Par la pluie

J’ai un parapluie.

Il est vieux, usé et son mécanisme fonctionne à peine. Quand je l’ouvre, je dois prendre garde pour que les broches de soutien ne plient pas à l’envers. Au moment de la fermeture, c’est encore pire. L’armature tordue doit être repliée en suivant un ordre précis, avec la complexité d’un casse-tête. La toile noire, trouée à plusieurs endroits, montre bien ce qui arrive quand je rate mes manipulations. Lorsqu’il pleut, toutes ces déchirures laissent passer une grande quantité d’eau. Mon parapluie me protège à peine de la pluie.

Mais il me protège d’eux.

Je l’ai acheté, il y a plusieurs années, pour la rentrée scolaire. Il y avait différents modèles, formats, couleurs, mais j’ai choisi celui-ci pour une raison bien simple. Ce parapluie avait été fabriqué avec un tissu sophistiqué, issu d’une technologie dépassant tout ce qu’on retrouve habituellement en magasin. Moi, je suis informé. Je me rappelle même souvent de choses que je ne savais même pas que je connaissais. C’est fabriqué en gyropulsyntech. C’est normal que vous ne connaissiez pas ça, ce produit a été développé par eux!

Mais que faisait-il là, au beau milieu de parapluies normaux?

Pas le temps de réfléchir à une réponse. C’était ma chance de me procurer de leur matériel. Je l’ai donc ramassé délicatement, pour ne pas éveiller de soupçons. J’étais par contre un peu coincé. Des présentoirs pivotants de montres m’empêchaient de rejoindre la caisse en ligne droite.

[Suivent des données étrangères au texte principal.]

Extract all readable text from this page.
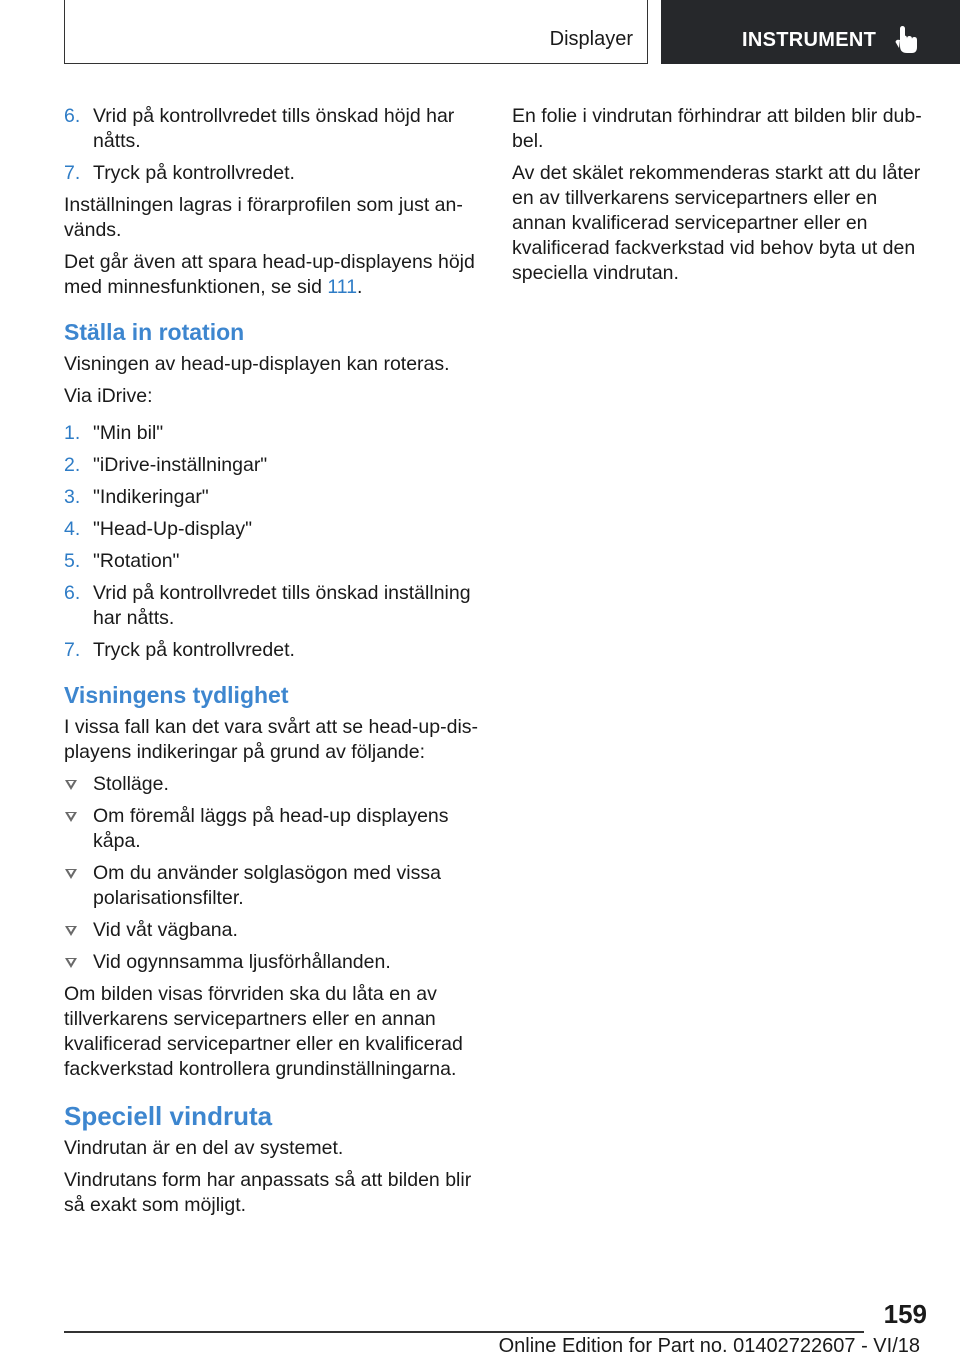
Displayer	INSTRUMENT
6. Vrid på kontrollvredet tills önskad höjd har nåtts.
7. Tryck på kontrollvredet.

Inställningen lagras i förarprofilen som just används.

Det går även att spara head-up-displayens höjd med minnesfunktionen, se sid 111.

Ställa in rotation

Visningen av head-up-displayen kan roteras.

Via iDrive:

1. "Min bil"
2. "iDrive-inställningar"
3. "Indikeringar"
4. "Head-Up-display"
5. "Rotation"
6. Vrid på kontrollvredet tills önskad inställning har nåtts.
7. Tryck på kontrollvredet.
Visningens tydlighet

I vissa fall kan det vara svårt att se head-up-displayens indikeringar på grund av följande:

Stolläge.
Om föremål läggs på head-up displayens kåpa.
Om du använder solglasögon med vissa polarisationsfilter.
Vid våt vägbana.
Vid ogynnsamma ljusförhållanden.

Om bilden visas förvriden ska du låta en av tillverkarens servicepartners eller en annan kvalificerad servicepartner eller en kvalificerad fackverkstad kontrollera grundinställningarna.

Speciell vindruta

Vindrutan är en del av systemet.

Vindrutans form har anpassats så att bilden blir så exakt som möjligt.

En folie i vindrutan förhindrar att bilden blir dubbel.

Av det skälet rekommenderas starkt att du låter en av tillverkarens servicepartners eller en annan kvalificerad servicepartner eller en kvalificerad fackverkstad vid behov byta ut den speciella vindrutan.

159
Online Edition for Part no. 01402722607 - VI/18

Un employé s’approchait par la gauche. Une femme avec une poussette passait à droite.

Ce n’est jamais facile. Cette fois-là, pour éviter des mésaventures, j’ai dû zigzaguer dans tout le magasin en parcourant chacune des allées. Les lignes droites étaient impossibles! Il y avait des obstacles partout! Des montagnes d’articles en promotion bloquaient même mon champ de vision, m’obligeant à réagir ou lieu de planifier. Quand je croyais avoir un accès direct aux caisses, il y avait soudainement un troupeau de chaises en résine de synthèse à traverser.

Ils m’observaient. Alors que j’échappais à un parasol qui tentait de m’engloutir, une voix distordue se fit entendre à l’interphone.

— Un commis est demandé dans les produits saisonniers.

Tant que je ne l’avais pas payé, le parapluie ne me protègerait pas. Prenant mon courage à deux mains, et le parapluie de l’autre, j’ai foncé jusqu’à la caisse. J’avais déjà sorti mon argent avant même que la caissière m’annonce le montant. Un petit dix dollars. Personne n’a finalement remarqué que je venais de mettre la main sur ce puissant bouclier. Un mur de protection rétractable pouvant me défendre contre la majorité de leurs rayons mortels. Un abri escamotable pour disparaitre de leur vue. Une barrière repoussant leurs attaques psychiques.

Je reste toutefois encore vulnérable à la majorité de leurs autres tactiques. C’est important de toujours rester attentif. Aucun objet ne peut garantir notre sécurité. Même mon nouveau super parapluie a un point faible. Si jamais il est exposé à la lumière du soleil, il s’autodétruira et pourrait même exploser. Il n’y a rien d’infaillible contre eux.

Les jours de pluie, j’ai toujours ce parapluie avec moi. Mais seulement les jours de pluie. Il ne faut surtout pas que je m’en serve lorsqu’il fait beau!